The benefits of synthetic monitoring include the following:
- Simulation of complete user journeys identical to the real one, at intervals of 15 minutes.
- Confirmation of incidents, running the same test from at least 3 different internet providers.
- Ability to identify application performance problems and potential problems by running tests without the need for real traffic.
- Customized tests based on specific business processes and transactions that directly affect the business.
- Monitoring of complex transactions and processes that may have deeper dependencies. For example, a user who wants to make an Electronic Fund Transfer (EFT) or purchase a product on an e-commerce site using different digital payment methods.
- Distinguish between alerts that affect the service and alerts that don't, and reduce the frequency with which you wake up in the middle of the night.
- Performance tests based on variable metrics (for example, connectivity, availability, and response times)
- Possibility to monitor performance at every stage, including development and production.
However, as with RUM, synthetic monitoring has its limitations.
Here are some of the downsides:
- Synthetic monitoring requires constant maintenance by a specialized team.
- In synthetic monitoring, tests and results are generated in a controlled and predictable environment.
- The range of costs and feature sets can vary widely for synthetic monitoring tools.
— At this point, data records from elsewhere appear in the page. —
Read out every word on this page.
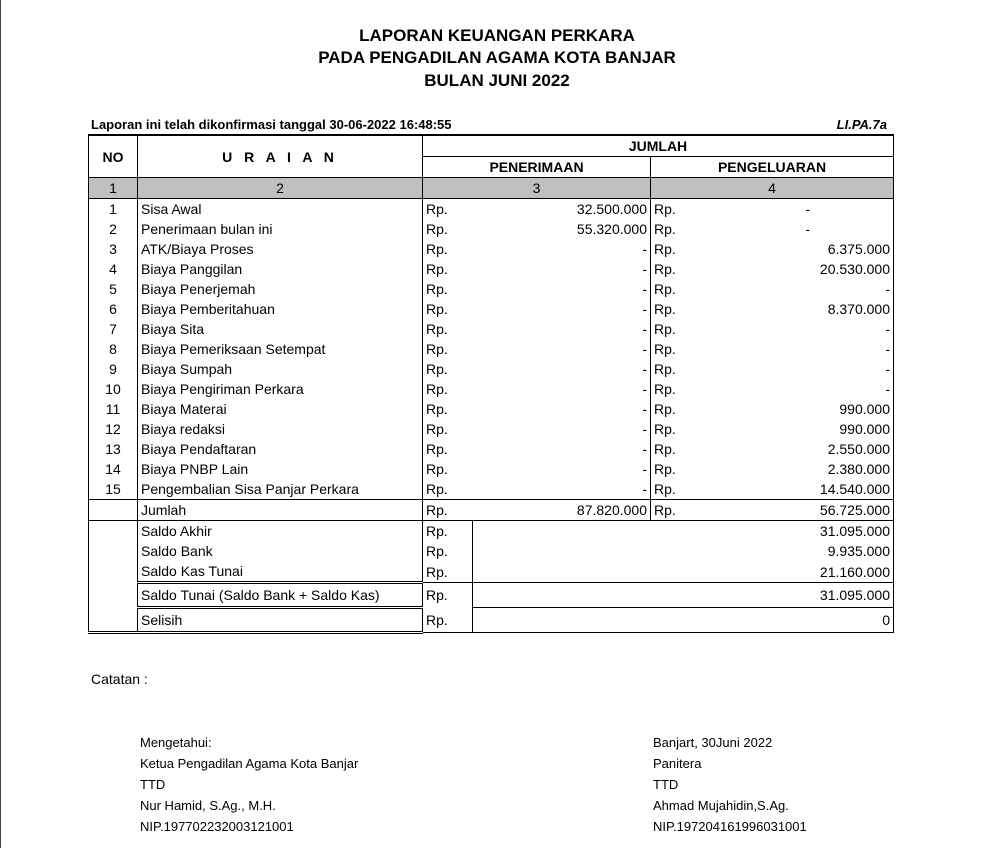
LAPORAN KEUANGAN PERKARA
PADA PENGADILAN AGAMA KOTA BANJAR
BULAN JUNI 2022
Laporan ini telah dikonfirmasi tanggal 30-06-2022 16:48:55	LI.PA.7a
NO	U R A I A N	JUMLAH			
		PENERIMAAN		PENGELUARAN	
1	2	3		4	
1	Sisa Awal	Rp.	32.500.000	Rp.	-
2	Penerimaan bulan ini	Rp.	55.320.000	Rp.	-
3	ATK/Biaya Proses	Rp.	-	Rp.	6.375.000
4	Biaya Panggilan	Rp.	-	Rp.	20.530.000
5	Biaya Penerjemah	Rp.	-	Rp.	-
6	Biaya Pemberitahuan	Rp.	-	Rp.	8.370.000
7	Biaya Sita	Rp.	-	Rp.	-
8	Biaya Pemeriksaan Setempat	Rp.	-	Rp.	-
9	Biaya Sumpah	Rp.	-	Rp.	-
10	Biaya Pengiriman Perkara	Rp.	-	Rp.	-
11	Biaya Materai	Rp.	-	Rp.	990.000
12	Biaya redaksi	Rp.	-	Rp.	990.000
13	Biaya Pendaftaran	Rp.	-	Rp.	2.550.000
14	Biaya PNBP Lain	Rp.	-	Rp.	2.380.000
15	Pengembalian Sisa Panjar Perkara	Rp.	-	Rp.	14.540.000
	Jumlah	Rp.	87.820.000	Rp.	56.725.000
	Saldo Akhir	Rp.	31.095.000		
	Saldo Bank	Rp.	9.935.000		
	Saldo Kas Tunai	Rp.	21.160.000		
	Saldo Tunai (Saldo Bank + Saldo Kas)	Rp.	31.095.000		
	Selisih	Rp.	0		
Catatan :
Mengetahui:
Ketua Pengadilan Agama Kota Banjar
TTD
Nur Hamid, S.Ag., M.H.
NIP.197702232003121001
Banjart, 30Juni 2022
Panitera
TTD
Ahmad Mujahidin,S.Ag.
NIP.197204161996031001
It is recommended to work with partners that can offer managed synthetic monitoring services such as atentus.
Benefits of using synthetic and real monitoring together:
- Eliminate the identification of culprits.
- It reduces the average time to solve problems.
- Understanding the impact on real users enables better business decisions to be made.
- Involve business owners in the discussion.
A unified system that combines both synthetic and real monitoring not only facilitates these organizational changes, but if properly implemented, provides greater ease of use, a single system for learning, and data combined and displayed in a common way.